Understanding the reasons people oppose such measures to improve life in our cities is essential. Cities are where the most important battle that humanity is playing at this moment is going to won or be lost: climate change. The most recent data is very worrying: governments around the world are not meeting their emission reductions targets. Take a look at the temperature data for cities around the world when you were born and compare them to now: they make sobering reading, but despite the evidence, irresponsible politicians, skepticsand climate change deniers insist we can carry on as we always have.
Redesigning our cities and overhauling transportation policies via radical intervention is fundamental: pollution is the great invisible enemy threatening the future of the planet. Delaying change for a couple of decades might make sense to politicians and industry while we get used to change, but there is simply no time: the situation is much worse than we want to believe: we no longer talk about the planet we will leave to our children and grandchildren, but instead how we’re going to cope.
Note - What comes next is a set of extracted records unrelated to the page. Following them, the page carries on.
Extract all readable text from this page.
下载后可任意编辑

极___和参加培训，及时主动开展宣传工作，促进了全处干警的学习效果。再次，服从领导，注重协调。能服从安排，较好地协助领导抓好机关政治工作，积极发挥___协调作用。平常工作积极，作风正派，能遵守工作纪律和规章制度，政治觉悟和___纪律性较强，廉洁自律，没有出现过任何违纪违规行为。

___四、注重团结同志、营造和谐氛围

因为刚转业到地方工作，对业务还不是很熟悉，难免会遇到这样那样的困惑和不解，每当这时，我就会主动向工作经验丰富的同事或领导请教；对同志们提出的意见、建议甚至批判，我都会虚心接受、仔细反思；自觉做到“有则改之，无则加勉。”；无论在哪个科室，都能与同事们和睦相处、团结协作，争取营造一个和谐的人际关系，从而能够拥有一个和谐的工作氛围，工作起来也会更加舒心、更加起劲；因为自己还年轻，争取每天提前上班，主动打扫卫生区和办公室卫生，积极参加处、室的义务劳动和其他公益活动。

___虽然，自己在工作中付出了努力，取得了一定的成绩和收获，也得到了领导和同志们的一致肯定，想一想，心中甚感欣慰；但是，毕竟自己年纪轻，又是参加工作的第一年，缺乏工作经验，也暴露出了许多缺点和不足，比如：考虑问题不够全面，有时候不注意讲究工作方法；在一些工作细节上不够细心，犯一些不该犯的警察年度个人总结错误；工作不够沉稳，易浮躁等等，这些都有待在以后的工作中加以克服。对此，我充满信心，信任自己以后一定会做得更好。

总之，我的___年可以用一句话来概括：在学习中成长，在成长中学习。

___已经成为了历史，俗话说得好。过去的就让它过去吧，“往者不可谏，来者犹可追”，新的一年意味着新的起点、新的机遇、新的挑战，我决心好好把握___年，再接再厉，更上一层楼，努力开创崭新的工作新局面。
The car as we know it must die. Pumping a pedal that emits polluting gases through its exhaust is like handing out machine guns to monkeys: they circulate through the streets, firing nonstop, somehow believing themselves immune to injury. To create reasonably healthy cities means implementing measures that will be opposed, but which are more necessary than ever: we must restrict cars from more and more areas while creating alternative transportation methods. We can learn from the successes of some cities, notably the use of bikes in the Netherlands (despite the weather), while understanding the dynamics of resistance in others: in Paris, Mayor Anne Hidalgohas achieved significant success by doubling the number of bike lanes and proposing a total ban on diesel and gasoline vehicles by 2030, while redesigning many large intersections in favor of pedestrians, but her attempts to ban vehicles from some areas of the French capital have been slowed down by the courts, even though the early results were successful. To continue working in each city, proposing disconnected initiatives, without creating a repository of experiences and good practices is a recipe for failure. What works in a Dutch or Norwegian city may not necessarily apply to a Spanish or Italian city, but it must undoubtedly be taken into account and used as a learning approach.
Whether we like it or not, it will be how or uncomfortable and, above all, it will bring us changes in our way of life … but it is an increasingly inevitable change. The internal combustion engine is the great enemy, the living dead that must be eliminated as soon as possible. We must increasingly restrict the use of the inefficient private car, eliminate road parking and reuse that space for other purposes, as well as developing the potential of the shared autonomous vehicle while expanding non-polluting public transport and the use of other types of vehicles such as bicycles, electric scooters and electric motorcycles for last mile mobility.
City councils must see this as a fundamental legacy, which will undoubtedly have a cost in political terms, but that should be framed in a global context, as part of a plan of action in which cities learn from each other. Only with an ambitious, determined and fearless vision can reasonable results be considered that take into account all the variables involved and generate a social fabric that provides the level of social support appropriate to these measures. We must change as a society, with all that entails, or face a future of living in unsustainable cities on a planet that is getting hotter every day. Few battles are more important than this, and technology has much to contribute.